Operations centers are the focal point in times of crisis. Pictured here is the California Department of Transportation’s operations center.

Whether your job is to protect the local streets, your country or the company’s assets – the operations center is the central focal point in times of crisis. In the post-9/11 world, the stars have aligned to develop and harness new technologies to provide additional data for a more effective emergency response.


As the operations center increases in complexity, the technology intended to make your job easier could make things more confusing at the most critical times, when seconds matter most.

When operations centers were conceived, the theory was that if there was a call from the location where an incident was happening, an officer could quickly deploy resources to that location. Call boxes, radios and hard-wired telephone lines provided a pretty effective network of communications for emergency response.

More recently the dynamic of a cell phone in every citizen’s hand, and other technology developments such as alarms, license plate readers, analytics like gun shot detectors and facial recognition, GPS equipment vehicles and two way video surveillance intended to provide a more effective response, have at the same time led to information overload.


Billions of dollars are spent annually on video surveillance equipment. Video technology tied into an operations center creates a centralized bird’s eye view of incidents.

There are two issues surrounding video surveillance in an operations center environment: coverage and monitoring. Murphy’s Law tells you that what you are most interested in will happen in a location where you don’t have a camera. Studies demonstrate that an operator’s effectiveness diminishes very quickly while monitoring a video screen for more than 20 minutes.


Everywhere in the world of security and surveillance, there is talk of convergence, e.g., collapsing video surveillance networks onto the IP network. Another important convergence is that of various systems into a single, cohesive intelligent system.
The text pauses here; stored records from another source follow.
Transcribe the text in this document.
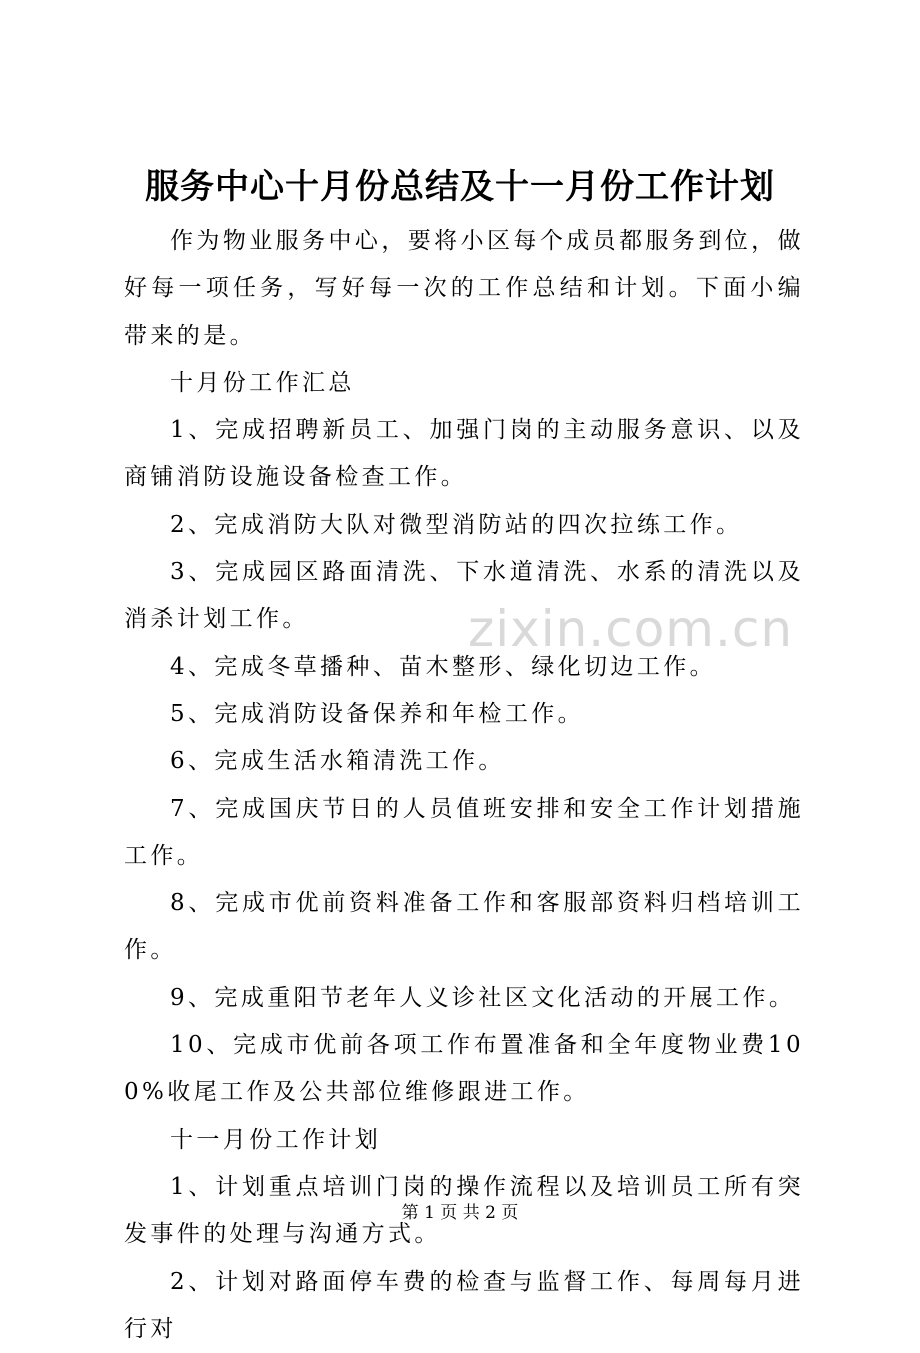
服务中心十月份总结及十一月份工作计划

作为物业服务中心，要将小区每个成员都服务到位，做好每一项任务，写好每一次的工作总结和计划。下面小编带来的是。

十月份工作汇总

1、完成招聘新员工、加强门岗的主动服务意识、以及商铺消防设施设备检查工作。

2、完成消防大队对微型消防站的四次拉练工作。

3、完成园区路面清洗、下水道清洗、水系的清洗以及消杀计划工作。

4、完成冬草播种、苗木整形、绿化切边工作。

5、完成消防设备保养和年检工作。

6、完成生活水箱清洗工作。

7、完成国庆节日的人员值班安排和安全工作计划措施工作。

8、完成市优前资料准备工作和客服部资料归档培训工作。

9、完成重阳节老年人义诊社区文化活动的开展工作。

10、完成市优前各项工作布置准备和全年度物业费100%收尾工作及公共部位维修跟进工作。

十一月份工作计划

1、计划重点培训门岗的操作流程以及培训员工所有突发事件的处理与沟通方式。

2、计划对路面停车费的检查与监督工作、每周每月进行对

zixin.com.cn
第 1 页 共 2 页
The new vision is a converged operations center that has many features. One of them is access to data from various systems including video cameras, sensors, access control, RFID, GPS and intrusion detection systems. Sophisticated event correlation and tracking across systems is always helpful. State of the art collaboration tools can help prevent or solve security issues. Highly advanced visualization techniques including a large video wall are another ingredient in converged operations. There may be plans to install some emerging technology to make your job easier, but the lack of standards across these systems to enable interoperability may be preventing you from doing so.

Only when you take the various disparate systems and integrate them into a single cohesive system used to manage the situation will you have an operations center operating at maximum efficiency.

SIDEBAR: Roadmap to Integration of a Converged Operations Center

Map out your operational goals
  • When evaluating how to make your vision a reality – you must first map out what you want to accomplish from a day-to-day operations standpoint.
  • Determine what existing systems are still relevant.
  • Once you have outlined your goals, each installed system should be evaluated to determine if it is still relevant to enable your vision.
  • Create a phased implementation plan.
  • Due to the complexity or budgets, it is not always practical to take the “big bang” approach to deploying a system. So once you know where you want to go you’ll want to figure out the appropriate steps along the way.
  • Have a plan that has the flexibility to be deployed in modules.

Vendor Selection
  • Determine what vendors have a shared vision and product roadmap that accommodates your long-term goals. Understanding the roadmap and the refresh plan is critical. Do not accept forklift upgrades – look for companies that provide a seamless migration moving forward.
  • Implement the first phase and measure results.
  • Once you have the roadmap and have implemented the first phase of the plan, it is extremely important to measure the results.
  • Refine plan and implement next phase.
  • Once you have measured the results of the first phase – it’s time to determine if your roadmap is still relevant.